Over-the-counter tablets are available to relieve or avoid symptoms. There are always lactose-free products to squash the urge for milk.
Allergy to Dairy
An allergy to dairy has a far greater effect on the victim of the allergy.
It is crucial that those with a dairy allergy avoid products with casein and whey. Mostly seen in children, the symptoms are far more severe. They include hives, wheezing and vomiting. In extreme cases symptoms even anaphylaxis, a life-threatening allergic reaction. Some children get lucky and grow out of a dairy allergy. That is certainly good news.

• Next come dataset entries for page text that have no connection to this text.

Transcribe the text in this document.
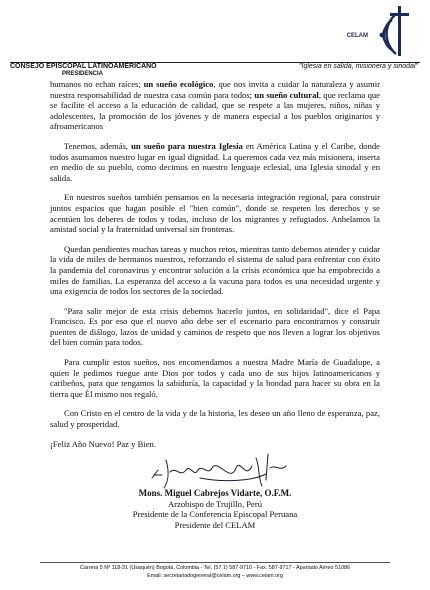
CELAM
CONSEJO EPISCOPAL LATINOAMERICANO
PRESIDENCIA
"Iglesia en salida, misionera y sinodal"

humanos no echan raíces; un sueño ecológico, que nos invita a cuidar la naturaleza y asumir nuestra responsabilidad de nuestra casa común para todos; un sueño cultural, que reclama que se facilite el acceso a la educación de calidad, que se respete a las mujeres, niños, niñas y adolescentes, la promoción de los jóvenes y de manera especial a los pueblos originarios y afroamericanos

Tenemos, además, un sueño para nuestra Iglesia en América Latina y el Caribe, donde todos asumamos nuestro lugar en igual dignidad. La queremos cada vez más misionera, inserta en medio de su pueblo, como decimos en nuestro lenguaje eclesial, una Iglesia sinodal y en salida.

En nuestros sueños también pensamos en la necesaria integración regional, para construir juntos espacios que hagan posible el "bien común", donde se respeten los derechos y se acentúen los deberes de todos y todas, incluso de los migrantes y refugiados. Anhelamos la amistad social y la fraternidad universal sin fronteras.

Quedan pendientes muchas tareas y muchos retos, mientras tanto debemos atender y cuidar la vida de miles de hermanos nuestros, reforzando el sistema de salud para enfrentar con éxito la pandemia del coronavirus y encontrar solución a la crisis económica que ha empobrecido a miles de familias. La esperanza del acceso a la vacuna para todos es una necesidad urgente y una exigencia de todos los sectores de la sociedad.

"Para salir mejor de esta crisis debemos hacerlo juntos, en solidaridad", dice el Papa Francisco. Es por eso que el nuevo año debe ser el escenario para encontrarnos y construir puentes de diálogo, lazos de unidad y caminos de respeto que nos lleven a lograr los objetivos del bien común para todos.

Para cumplir estos sueños, nos encomendamos a nuestra Madre María de Guadalupe, a quien le pedimos ruegue ante Dios por todos y cada uno de sus hijos latinoamericanos y caribeños, para que tengamos la sabiduría, la capacidad y la bondad para hacer su obra en la tierra que Él mismo nos regaló.

Con Cristo en el centro de la vida y de la historia, les deseo un año lleno de esperanza, paz, salud y prosperidad.

¡Feliz Año Nuevo! Paz y Bien.

Mons. Miguel Cabrejos Vidarte, O.F.M.
Arzobispo de Trujillo, Perú
Presidente de la Conferencia Episcopal Peruana
Presidente del CELAM
Carrera 5 Nº 118-31 (Usaquén) Bogotá, Colombia - Tel. (57 1) 587-9710 - Fax. 587-9717 - Apartado Aéreo 51086
Email: secretariadogeneral@celam.org – www.celam.org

If you have a dairy allergy, it is imperative to check the food labels. Remember to avoid products with whey and casein. These can turn up in unexpected places, for example, some varieties of canned tuna and a few protein powders.
Some good brands of dairy-free cheeses are:
- Daiya Mozzarella
- Follow Your Heart Vegan Gourmet Cheddar
- Teese cheddar vegan cheese
- Tofutti Better Than Cream Cheese
- Follow Your Heart Shredded Parmesan
- Teenut Treenut Cheeses
- Home Made Dairy-Free Queso Cheese Dip
Important: Dairy-free and nondairy are different. Products marked nondairy can contain a caseinate milk derivative. An example would be a nondairy coffee creamer.
Nowadays, consumers need not fear because there is a product for everyone out there. The merchants have ears for every consumer problem.
Important: A lactose-free product might contain other dairy products, so it is not safe for those allergic to dairy. Read food labels because some common foods contain lactose.
This list surprises me: bread, breakfast cereals, soups, margarine, deli meat, salad dressing, candy, cookies, and pancake mixes. Holy deception Batman!!!
The good news is that if a product is labeled “lactose-free”, it is actually free of lactose. This article is excellent for someone who is on a lactose-free diet. Read more.
Any product that contains whey, galactose, casein, nougat, lactulose, or rennet contains dairy. It’s also possible that dairy is lurking in labels such as “natural flavoring” or “artificial flavoring.”
Dairy is any product made from cow’s milk (and other mammals), as well as products made from milk (cream, cheese, and butter).
If any of these words are included in the ingredients, it is not safe for those with dairy allergies (caseinate, chocolate, cream, condensed milk, curds, dried milk, evaporated milk, a milk derivative, milk powder, milk solids, sodium caseinate or whey).
Are you thinking, “Are eggs okay if I am allergic to dairy?” This is a common question. The answer is that eggs are perfectly fine. If they bother you, you are allergic to eggs not to dairy.
If you are on a dairy-free diet, be mindful that you get everything that you need in terms of nutrition.
Calcium is an essential mineral for bones and teeth. Adults need around 1,000 mg of calcium each day. Children and individuals over 50 years old need slightly more.
If you eliminate dairy, you will be at risk of being calcium deficient. Fortunately, you can still get calcium from other sources. Vegetables like kale and broccoli, legumes, dried fruit, tofu, and other foods fortified with calcium are good choices. There are calcium supplements as well.
Vitamin D is extremely important for absorbing calcium. Unfortunately, most foods do not contain large amounts of vitamin D. If you need dairy-free alternatives, try fortified soymilk and almond milk. They can be just as nutritious and fortified with vitamin D as a bonus.
There is plenty of protein in milk. Men need 56 grams of protein per day and women need 46 grams, according to the Health and Medicine Division of the National Academies.
It is important to get enough protein throughout the day. There are plenty of nondairy protein sources. Meat, poultry, fish, eggs, nuts, and several dairy-free alternative milk products. Soy milk can have up to 9 grams of protein per cup. Refer to 10 Unexpected Sources of Protein for more detailed information.
This is a good article comparing the varieties of dairy-free milk. Read article.
The following video gives 7 reasons to adopt a dairy-free diet. Watch video.
Ice cream is my favorite treat. I do not eat it often, but I am so thankful that I can when I want to. There are lactose-free and dairy-free ice cream alternatives to enjoy.